Lastly, failure exceptions inherited from BaseProcessingFail should provide a general_message class-level attribute. This should be a "lazy_pass_to_ugettext" wrapped string that explains the error in a way that users of a MediaGoblin site might understand.

There is actually some experimental and not-ideal-but-working support for this under the path /u/username/panel/ ... assuming you are the relevant user or are an admin, you'll be able to see what recent media entry submissions failed here and why.

Unhandled failures

Exceptions that are raised that *don't* inherit from BaseProcessingFail are considered "unhandled". Your MediaEntry should still be correctly marked as 'failed', but the 'fail_error' field of the model won't be filled in, and neither can any fail_metadata be saved. Furthermore we can't provide a useful error to a user.

Nonetheless, unexpected errors do occur... some sort of IOError might happen that we don't anticipate or handle.
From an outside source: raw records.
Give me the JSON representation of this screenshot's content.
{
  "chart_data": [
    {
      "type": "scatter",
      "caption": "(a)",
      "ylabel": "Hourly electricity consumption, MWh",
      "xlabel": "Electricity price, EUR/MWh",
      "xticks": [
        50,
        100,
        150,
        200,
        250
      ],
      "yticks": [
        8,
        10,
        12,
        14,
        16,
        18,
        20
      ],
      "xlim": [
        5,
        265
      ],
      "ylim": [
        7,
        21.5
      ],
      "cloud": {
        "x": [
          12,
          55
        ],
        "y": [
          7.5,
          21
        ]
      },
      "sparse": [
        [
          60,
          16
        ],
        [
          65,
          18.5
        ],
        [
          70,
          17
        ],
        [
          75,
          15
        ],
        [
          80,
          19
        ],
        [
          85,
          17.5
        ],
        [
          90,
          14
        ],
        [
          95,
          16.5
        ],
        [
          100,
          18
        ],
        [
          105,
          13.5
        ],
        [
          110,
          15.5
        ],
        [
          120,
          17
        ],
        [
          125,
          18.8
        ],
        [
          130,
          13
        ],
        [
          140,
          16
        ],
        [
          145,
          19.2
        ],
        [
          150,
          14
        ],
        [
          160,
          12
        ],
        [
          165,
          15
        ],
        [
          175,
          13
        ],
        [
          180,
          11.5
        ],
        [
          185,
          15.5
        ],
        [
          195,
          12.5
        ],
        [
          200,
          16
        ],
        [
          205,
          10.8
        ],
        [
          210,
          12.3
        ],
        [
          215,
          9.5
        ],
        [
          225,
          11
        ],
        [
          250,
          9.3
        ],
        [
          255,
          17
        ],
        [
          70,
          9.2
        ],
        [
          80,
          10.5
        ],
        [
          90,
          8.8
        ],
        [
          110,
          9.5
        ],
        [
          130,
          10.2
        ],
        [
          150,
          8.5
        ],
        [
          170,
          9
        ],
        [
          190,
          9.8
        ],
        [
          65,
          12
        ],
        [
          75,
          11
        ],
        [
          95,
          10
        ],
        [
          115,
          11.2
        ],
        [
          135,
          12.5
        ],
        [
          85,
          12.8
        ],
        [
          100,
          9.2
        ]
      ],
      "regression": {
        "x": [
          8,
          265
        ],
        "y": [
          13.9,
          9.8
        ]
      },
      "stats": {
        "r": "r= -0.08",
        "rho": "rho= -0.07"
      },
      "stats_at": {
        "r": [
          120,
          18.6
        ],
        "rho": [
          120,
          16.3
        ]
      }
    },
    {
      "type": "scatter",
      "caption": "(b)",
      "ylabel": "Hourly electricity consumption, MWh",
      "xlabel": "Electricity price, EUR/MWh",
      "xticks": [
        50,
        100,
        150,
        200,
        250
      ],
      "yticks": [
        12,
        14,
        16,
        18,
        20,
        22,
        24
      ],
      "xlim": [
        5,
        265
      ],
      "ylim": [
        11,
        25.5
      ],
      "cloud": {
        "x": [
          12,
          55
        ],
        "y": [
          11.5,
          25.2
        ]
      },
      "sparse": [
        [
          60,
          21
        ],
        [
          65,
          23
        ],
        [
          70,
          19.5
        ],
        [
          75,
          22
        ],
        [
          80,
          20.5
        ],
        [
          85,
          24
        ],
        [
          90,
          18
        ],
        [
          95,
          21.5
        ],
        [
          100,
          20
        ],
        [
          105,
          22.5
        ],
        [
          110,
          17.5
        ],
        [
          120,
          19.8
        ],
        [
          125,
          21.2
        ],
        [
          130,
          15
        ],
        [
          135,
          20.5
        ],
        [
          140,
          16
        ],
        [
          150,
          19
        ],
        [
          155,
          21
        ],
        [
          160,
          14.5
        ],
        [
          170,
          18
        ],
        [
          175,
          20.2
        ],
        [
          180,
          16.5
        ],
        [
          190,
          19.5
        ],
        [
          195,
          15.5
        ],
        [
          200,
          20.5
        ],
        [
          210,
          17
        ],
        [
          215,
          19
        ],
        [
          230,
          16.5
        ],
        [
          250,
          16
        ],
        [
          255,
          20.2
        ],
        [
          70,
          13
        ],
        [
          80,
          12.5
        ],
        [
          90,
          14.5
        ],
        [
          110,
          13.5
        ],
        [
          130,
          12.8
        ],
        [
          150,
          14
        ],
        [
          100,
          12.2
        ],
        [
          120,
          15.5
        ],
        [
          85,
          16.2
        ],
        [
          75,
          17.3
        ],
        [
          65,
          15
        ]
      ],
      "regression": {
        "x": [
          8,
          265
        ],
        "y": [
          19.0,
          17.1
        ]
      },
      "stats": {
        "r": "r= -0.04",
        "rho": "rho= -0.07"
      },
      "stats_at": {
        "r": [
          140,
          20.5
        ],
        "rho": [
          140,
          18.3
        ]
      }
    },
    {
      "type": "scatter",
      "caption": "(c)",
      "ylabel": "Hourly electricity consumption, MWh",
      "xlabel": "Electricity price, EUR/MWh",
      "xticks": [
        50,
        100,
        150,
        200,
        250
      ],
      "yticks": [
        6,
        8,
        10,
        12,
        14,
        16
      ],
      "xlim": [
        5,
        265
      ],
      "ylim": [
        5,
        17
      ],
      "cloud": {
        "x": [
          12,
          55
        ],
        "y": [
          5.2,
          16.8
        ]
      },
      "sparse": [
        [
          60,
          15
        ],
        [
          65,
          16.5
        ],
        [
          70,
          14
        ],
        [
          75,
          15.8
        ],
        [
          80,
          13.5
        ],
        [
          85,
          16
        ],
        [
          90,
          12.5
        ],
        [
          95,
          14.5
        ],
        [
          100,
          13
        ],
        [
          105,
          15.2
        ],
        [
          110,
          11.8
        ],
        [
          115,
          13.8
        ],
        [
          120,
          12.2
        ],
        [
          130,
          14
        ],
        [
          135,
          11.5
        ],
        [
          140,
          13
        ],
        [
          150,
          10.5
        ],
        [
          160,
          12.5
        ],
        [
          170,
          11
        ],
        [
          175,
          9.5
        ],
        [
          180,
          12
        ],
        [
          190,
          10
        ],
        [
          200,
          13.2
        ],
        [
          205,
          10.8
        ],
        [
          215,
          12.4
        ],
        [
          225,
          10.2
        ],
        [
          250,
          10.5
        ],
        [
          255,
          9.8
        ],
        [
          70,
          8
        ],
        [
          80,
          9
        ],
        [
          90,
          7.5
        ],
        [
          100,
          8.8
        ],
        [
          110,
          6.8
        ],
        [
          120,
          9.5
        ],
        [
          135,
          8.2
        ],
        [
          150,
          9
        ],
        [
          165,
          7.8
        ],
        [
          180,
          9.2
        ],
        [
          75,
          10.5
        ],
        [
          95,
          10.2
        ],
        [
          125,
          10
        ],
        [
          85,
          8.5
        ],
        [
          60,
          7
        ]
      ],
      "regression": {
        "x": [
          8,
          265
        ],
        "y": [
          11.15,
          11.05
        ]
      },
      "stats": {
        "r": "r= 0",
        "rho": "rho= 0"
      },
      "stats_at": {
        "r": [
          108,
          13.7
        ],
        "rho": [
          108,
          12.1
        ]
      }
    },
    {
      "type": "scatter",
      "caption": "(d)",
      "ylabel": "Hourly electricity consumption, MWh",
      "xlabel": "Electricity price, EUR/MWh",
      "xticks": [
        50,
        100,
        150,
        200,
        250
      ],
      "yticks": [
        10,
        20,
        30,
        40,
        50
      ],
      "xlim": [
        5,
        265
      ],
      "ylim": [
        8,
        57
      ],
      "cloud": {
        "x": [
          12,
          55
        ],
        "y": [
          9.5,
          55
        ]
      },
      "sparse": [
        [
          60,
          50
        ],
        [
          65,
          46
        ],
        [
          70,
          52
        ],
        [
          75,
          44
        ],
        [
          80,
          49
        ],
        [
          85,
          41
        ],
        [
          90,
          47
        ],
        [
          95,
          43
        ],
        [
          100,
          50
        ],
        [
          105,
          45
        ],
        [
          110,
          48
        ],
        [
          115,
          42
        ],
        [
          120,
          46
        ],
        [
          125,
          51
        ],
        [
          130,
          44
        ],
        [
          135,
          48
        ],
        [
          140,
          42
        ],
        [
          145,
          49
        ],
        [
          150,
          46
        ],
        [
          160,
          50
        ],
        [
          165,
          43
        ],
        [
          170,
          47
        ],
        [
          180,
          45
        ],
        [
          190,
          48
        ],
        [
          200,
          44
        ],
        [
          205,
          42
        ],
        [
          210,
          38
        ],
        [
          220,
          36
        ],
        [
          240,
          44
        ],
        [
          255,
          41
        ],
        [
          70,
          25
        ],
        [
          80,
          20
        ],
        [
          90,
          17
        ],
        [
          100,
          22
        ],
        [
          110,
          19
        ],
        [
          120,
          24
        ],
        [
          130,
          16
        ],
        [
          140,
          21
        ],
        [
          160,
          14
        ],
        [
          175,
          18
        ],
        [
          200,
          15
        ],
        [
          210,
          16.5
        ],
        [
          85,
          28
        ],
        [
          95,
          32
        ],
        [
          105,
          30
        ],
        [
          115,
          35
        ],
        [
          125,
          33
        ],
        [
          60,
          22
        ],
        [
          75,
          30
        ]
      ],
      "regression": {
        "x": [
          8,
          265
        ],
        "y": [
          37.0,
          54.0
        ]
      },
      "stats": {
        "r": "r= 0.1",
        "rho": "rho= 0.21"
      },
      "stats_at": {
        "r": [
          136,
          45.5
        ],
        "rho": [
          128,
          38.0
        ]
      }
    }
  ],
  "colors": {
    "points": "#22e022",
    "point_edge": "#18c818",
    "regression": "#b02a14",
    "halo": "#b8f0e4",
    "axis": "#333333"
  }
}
Assuming you aren't running lazyserver (or otherwise with CELERY_ALWAYS_EAGER set to true and CELERY_PROPAGATE_ERRORS set to True) where unhandled failures will be propagated to your console, you may want to debug what went wrong at a later time. How to do this?

Fortunately here Celery helps us out. Your processing results will be recorded in "celery_taskmeta" and you can find the '_id' of your result by looking at MediaEntry['queued_task_id']. The exception that was raised should be stored here, so you should be able to use this for debugging purposes.